Merrydew warns Eileen that she should not marry her fiancé John Stanford for the time being. While they are talking one of the society's members, Captain Pyke, rushes in and Eileen sees him killed by a shot fired through the window. She is then terrified by the murderer's apparent accomplice and faints. Captain Pyke's body is identified by his wife, whose lawyer is Merrydew. Holmes does not believe what she tells him.

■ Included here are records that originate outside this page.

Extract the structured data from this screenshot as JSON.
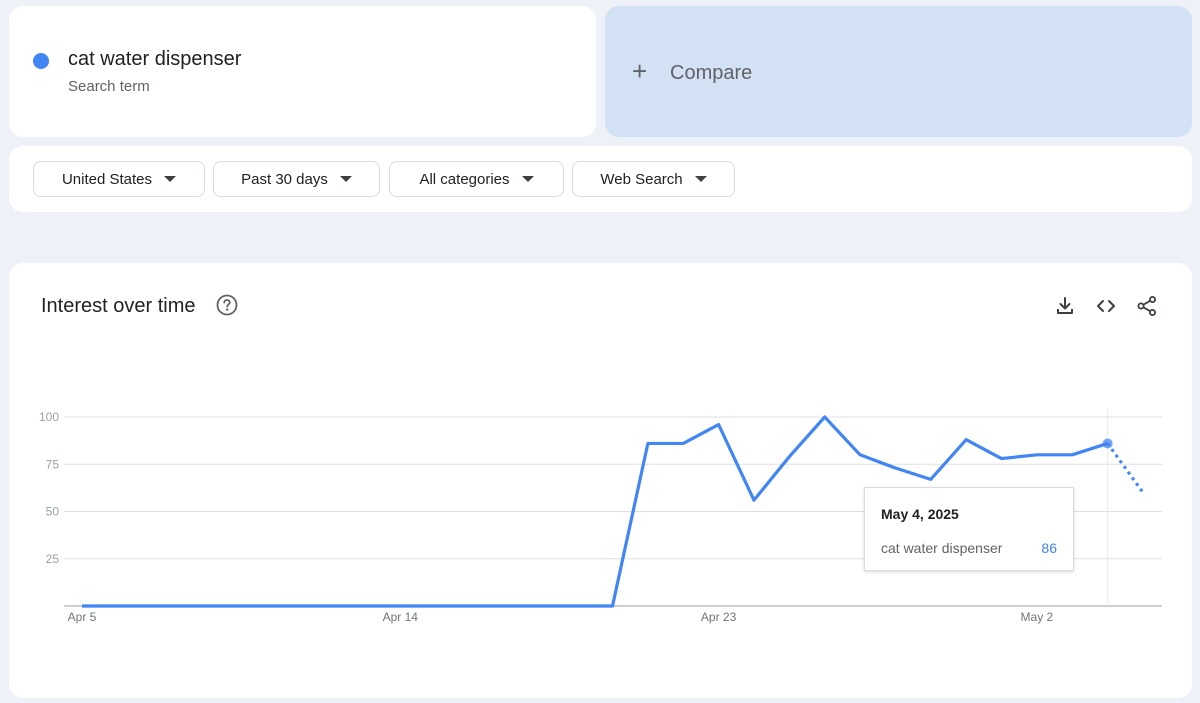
{
  "term": {
    "name": "cat water dispenser",
    "sublabel": "Search term",
    "color": "#4285f4"
  },
  "compare": {
    "label": "Compare",
    "icon": "plus-icon"
  },
  "filters": [
    {
      "label": "United States"
    },
    {
      "label": "Past 30 days"
    },
    {
      "label": "All categories"
    },
    {
      "label": "Web Search"
    }
  ],
  "interest": {
    "title": "Interest over time",
    "icons": [
      "help-icon",
      "download-icon",
      "embed-code-icon",
      "share-icon"
    ]
  },
  "chart_data": {
    "type": "line",
    "title": "Interest over time",
    "xlabel": "",
    "ylabel": "",
    "ylim": [
      0,
      100
    ],
    "yticks": [
      25,
      50,
      75,
      100
    ],
    "grid": true,
    "xtick_labels": [
      "Apr 5",
      "Apr 14",
      "Apr 23",
      "May 2"
    ],
    "x": [
      "Apr 5",
      "Apr 6",
      "Apr 7",
      "Apr 8",
      "Apr 9",
      "Apr 10",
      "Apr 11",
      "Apr 12",
      "Apr 13",
      "Apr 14",
      "Apr 15",
      "Apr 16",
      "Apr 17",
      "Apr 18",
      "Apr 19",
      "Apr 20",
      "Apr 21",
      "Apr 22",
      "Apr 23",
      "Apr 24",
      "Apr 25",
      "Apr 26",
      "Apr 27",
      "Apr 28",
      "Apr 29",
      "Apr 30",
      "May 1",
      "May 2",
      "May 3",
      "May 4",
      "May 5"
    ],
    "series": [
      {
        "values": [
          0,
          0,
          0,
          0,
          0,
          0,
          0,
          0,
          0,
          0,
          0,
          0,
          0,
          0,
          0,
          0,
          86,
          86,
          96,
          56,
          79,
          100,
          80,
          73,
          67,
          88,
          78,
          80,
          80,
          86,
          60
        ],
        "partial_last": true
      }
    ]
  },
  "tooltip": {
    "date": "May 4, 2025",
    "term": "cat water dispenser",
    "value": "86"
  }
}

It appears that the members of the society are being killed off. Inspector Lestrade, Holmes and Watson investigate the death of member Malcolm Dearing. Holmes and Watson visit Merrydew to ask about Murphy's money, without success. They pass Mrs. Pyke, who is arriving. Holmes explains to Watson that the key to the code can be found in Whitaker's Almanack, which he has observed on Merrydew's desk.

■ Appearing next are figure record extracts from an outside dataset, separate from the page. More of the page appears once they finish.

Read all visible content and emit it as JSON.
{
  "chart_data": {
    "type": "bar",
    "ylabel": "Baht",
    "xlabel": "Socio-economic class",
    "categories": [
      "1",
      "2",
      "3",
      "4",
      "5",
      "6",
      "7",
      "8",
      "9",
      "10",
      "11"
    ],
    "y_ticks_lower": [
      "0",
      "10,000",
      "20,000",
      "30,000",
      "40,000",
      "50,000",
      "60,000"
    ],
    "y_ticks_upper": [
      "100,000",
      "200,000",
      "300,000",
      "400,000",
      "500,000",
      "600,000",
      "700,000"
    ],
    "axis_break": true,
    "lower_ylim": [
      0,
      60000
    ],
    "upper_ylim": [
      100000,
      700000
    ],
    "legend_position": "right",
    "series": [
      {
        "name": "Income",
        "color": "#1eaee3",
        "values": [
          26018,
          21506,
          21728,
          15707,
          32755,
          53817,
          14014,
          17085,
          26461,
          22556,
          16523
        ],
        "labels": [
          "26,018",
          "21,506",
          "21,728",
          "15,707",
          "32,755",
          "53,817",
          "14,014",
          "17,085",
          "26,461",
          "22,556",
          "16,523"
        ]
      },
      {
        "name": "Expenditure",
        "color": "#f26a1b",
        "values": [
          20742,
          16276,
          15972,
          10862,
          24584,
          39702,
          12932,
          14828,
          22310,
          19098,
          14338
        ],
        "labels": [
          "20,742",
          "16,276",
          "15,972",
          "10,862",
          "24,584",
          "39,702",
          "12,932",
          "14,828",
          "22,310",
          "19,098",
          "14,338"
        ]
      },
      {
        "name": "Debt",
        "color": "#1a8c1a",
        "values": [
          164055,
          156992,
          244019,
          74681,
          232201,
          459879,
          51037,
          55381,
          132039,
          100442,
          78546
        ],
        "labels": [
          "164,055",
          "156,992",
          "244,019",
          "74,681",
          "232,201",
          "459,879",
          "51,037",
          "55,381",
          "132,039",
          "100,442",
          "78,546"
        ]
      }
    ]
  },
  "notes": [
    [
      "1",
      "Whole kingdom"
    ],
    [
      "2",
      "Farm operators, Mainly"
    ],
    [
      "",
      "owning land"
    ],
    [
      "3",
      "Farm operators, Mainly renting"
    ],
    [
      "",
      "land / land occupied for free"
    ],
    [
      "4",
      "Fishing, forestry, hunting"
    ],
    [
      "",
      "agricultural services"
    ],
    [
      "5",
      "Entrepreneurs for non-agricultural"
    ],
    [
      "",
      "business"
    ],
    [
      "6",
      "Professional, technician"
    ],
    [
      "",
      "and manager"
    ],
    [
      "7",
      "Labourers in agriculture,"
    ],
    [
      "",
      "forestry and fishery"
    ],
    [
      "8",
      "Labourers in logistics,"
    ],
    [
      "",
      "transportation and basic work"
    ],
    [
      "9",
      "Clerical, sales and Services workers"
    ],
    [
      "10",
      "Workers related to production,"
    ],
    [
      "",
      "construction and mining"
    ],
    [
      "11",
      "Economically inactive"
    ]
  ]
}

Merrydew pays a call to Eileen to invite her to another meeting of the society, the Scarlet Ring. Eileen tells John that her late father had told her that Merrydew would arrange for her to receive a large inheritance. John visits Holmes, who says Eileen is in great danger.

Holmes disguises himself and goes to the Pykes' mansion The Grange in Shoeburyness (spelled Shoebryness), which is now for sale by Mrs. Pyke. His investigations there make him suspicious that Mrs. Pyke is collaborating with Merrydew. Holmes places newspaper advertisements requesting any information about the Scarlet Ring.

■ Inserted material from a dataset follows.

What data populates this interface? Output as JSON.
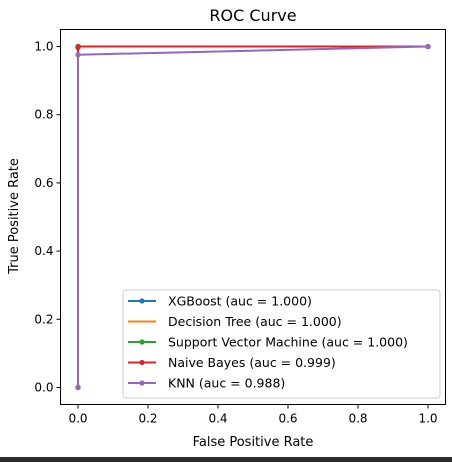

The Scarlet Ring holds another meeting, where some of its remaining members, especially Jabez Wilson, are fearful for their lives. Merrydew tells them that, after waiting five years, their scheme is about to pay out one million pounds, which is £200,000 for each of the five remaining members. Holmes and John arrive as the meeting breaks up. They smell gas and are just in time to save Eileen, who had been left to die. The terrified Wilson goes to Holmes to get his help after an apparent attempt is made on his life.

Wilson and Eileen are lured to The Grange without realizing they are next to be killed. Holmes, Lestrade and police officers surround and enter the mansion and rescue them. The killer is revealed as Captain Pyke, whose death had been fabricated. He is arrested for three murders, and Mrs. Pyke is arrested as an accomplice. Merrydew arrives with the gems, and is arrested as an accomplice. Eileen and John depart happily, and Holmes is content he has rid London of another master criminal.

==Production==
Despite her billing, Anna May Wong only appears on screen for less than ten minutes. Reginald Owen had played Dr. Watson in Sherlock Holmes the previous year. Owen was one of a small number of actors to play both Holmes and Watson. Owen is also credited for "Continuity and dialogue" since he co-wrote the screenplay with Florey.

Merrydew's name may have been inspired by the villain referred to by Holmes as "Merridew of abominable memory" in The Adventure of the Empty House. The character Jabez Wilson shares the same name as the main character in the Holmes story The Red-Headed League, although there is no connection between that story and the film.